A 129 mètres d'altitude, la plus basse station de France qui fête son vingtième anniversaire, accueille le public sur trois pistes, hiver comme été, sans qu'aucun flocon ne soit nécessaire à son bon fonctionnement. "C'est comme à la montagne sauf que quand je tombe, j'ai pas froid!", s'exclame Alexandre, 10 ans, qui, paré de sa combinaison rouge vif et d'un casque, vient de dévaler d'une traite la piste verte de 320 mètres de long.

Un tapis synthétique constamment humidifié par des brumisateurs en lieu et place de la poudreuse: les sensations de glisse et de vitesse sont au rendez-vous, bien que le ressenti diffère légèrement.

Skier même sans neige, à 2h de Bruxelles, dans une station unique en Europe, c'est possible

© Wikicommons

Fierté régionale

"On a l'impression d'être sur de la neige fraîche car on descend un peu moins vite et on a besoin d'accentuer davantage ses mouvements. Après avoir appris à skier sur ce revêtement, vous êtes au top pour la neige!", explique ainsi Christophe Delos, directeur du site. "Le sol est un peu plus dur, il faut faire attention", prévient néanmoins Virginie, après sa chute, surprise par une butte. C'est qu'à côté des pistes bleue et verte se dresse une rouge avec 21 bosses...

S'y ajoutent trois tremplins, une corniche et même un half-pipe pour les plus téméraires et les snowboarders. "La fédération anglaise y a même organisé ses championnats nationaux de ski freestyle deux années de suite", se targue M. Delos.
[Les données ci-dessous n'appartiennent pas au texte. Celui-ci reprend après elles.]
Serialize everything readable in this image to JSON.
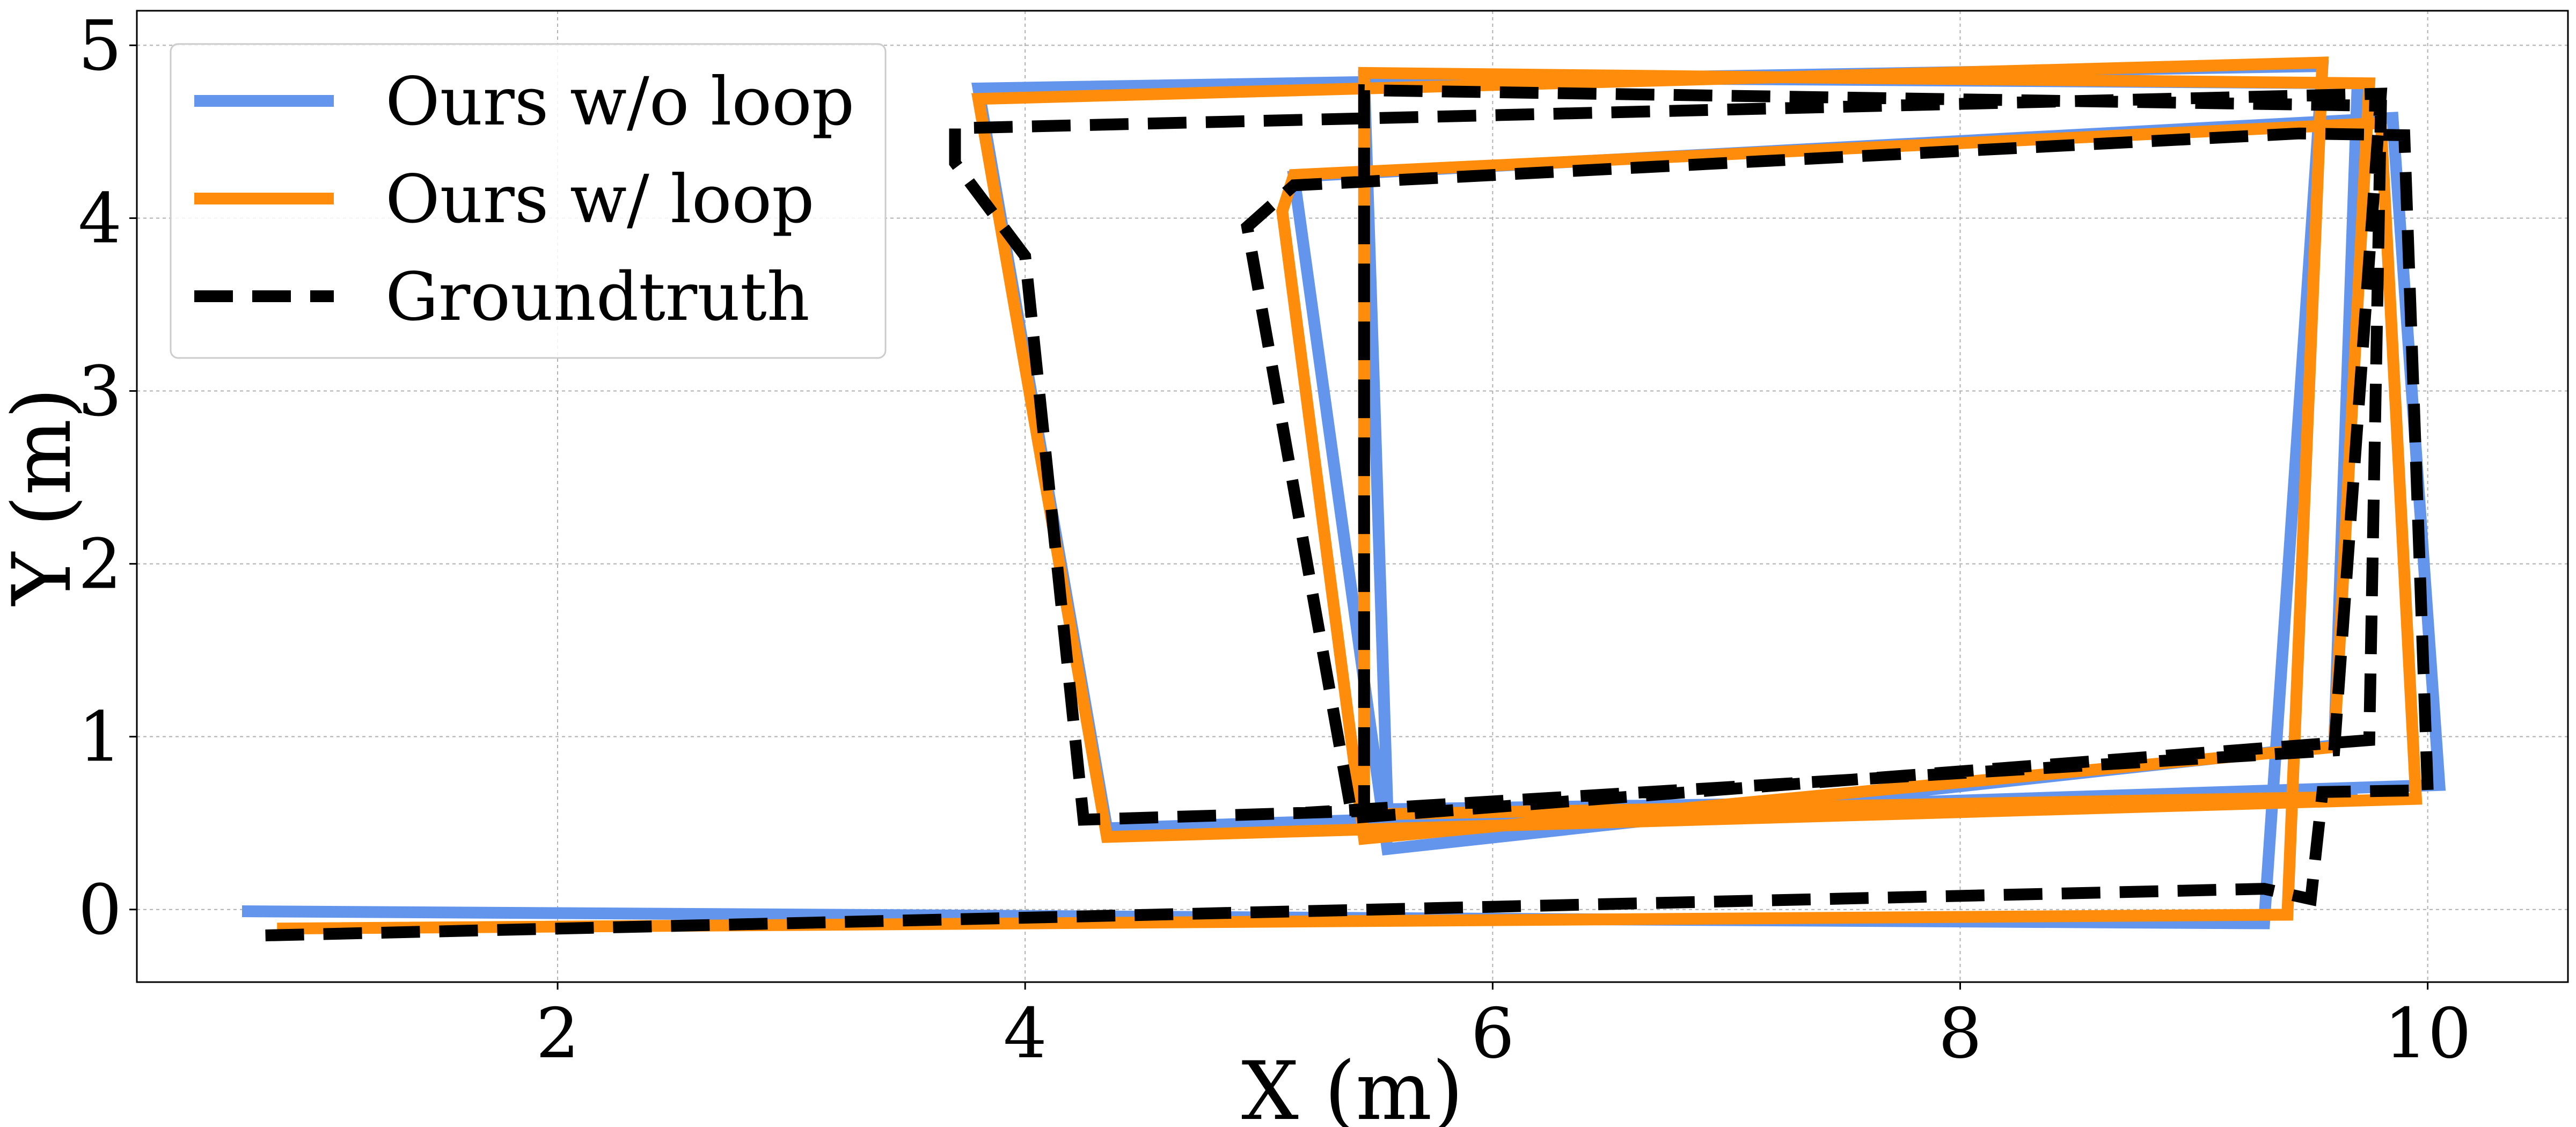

Cliché datant de 1996, quelques semaines avant l'ouverture de cette piste aménagée sur un ancien terril, première du genre.

Cliché datant de 1996, quelques semaines avant l'ouverture de cette piste aménagée sur un ancien terril, première du genre. © Belga Image

Ouvert en 1996, le lieu fait la fierté de toute la région et attire chaque année quelque 15.000 amateurs de glisse venus principalement des alentours, mais également de Belgique, des Pays-Bas, d'Angleterre ou encore de la région parisienne: deux heures de route seulement séparent la capitale de cette commune du bassin minier de 12.500 habitants.

"Paradoxalement, alors que la station est ouverte toute l'année, la fréquentation est plus importante en hiver car on pense plus au ski", sourit le responsable.

Prix modique

Le site de 10.000 m2, classé "station de montagne" et qui propose également des cours collectifs encadrés par des moniteurs fédéraux, bénéficie du même type d'équipements qu'à la Clusaz ou l'Alpe d'Huez avec notamment deux tire-fesses, à prix modique: l'heure de ski, matériel de location compris, oscille entre cinq et huit euros. "Cette piste a un rôle social. Notre objectif n'est bien entendu pas de concurrencer Val-d'Isère mais de permettre à des jeunes ou à des populations parfois en difficulté, d'avoir accès à un loisir souvent inabordable", explique Thierry Tassez, vice-président de la communauté d'agglomération de l'Artois et en charge de l'aménagement du territoire.

Bien que sa gestion par la communauté d'agglomération ne constitue pas "un gouffre financier", selon l'élu, le site "n'est pas rentable mais doit être considéré comme un véritable service rendu au public" et vu comme un "atout touristique".

De quoi contribuer en partie à tourner la page d'un glorieux passé minier, après la fermeture du dernier puits de la commune, en 1968, pour se lancer dans le "défi de la reconversion". "Dans le bassin minier, dévaler les pentes de schiste sur le couvercle d'une "bouilleuse" (l'ancêtre de la machine à laver, ndlr) était une pratique très répandue. L'idée a germé jusqu'à ce que le maire d'alors propose un concept révolutionnaire pour l'époque: faire du ski, chez les Ch'tis, toute l'année", s'enthousiasme M. Tassez, fin connaisseur de l'histoire locale.

Se réjouissant que la météo ne soit pas un facteur défavorable "pour une fois dans le nord", il ironise: "et s'il y a de la neige, on peut même faire du hors-piste!" ailleurs sur le terril...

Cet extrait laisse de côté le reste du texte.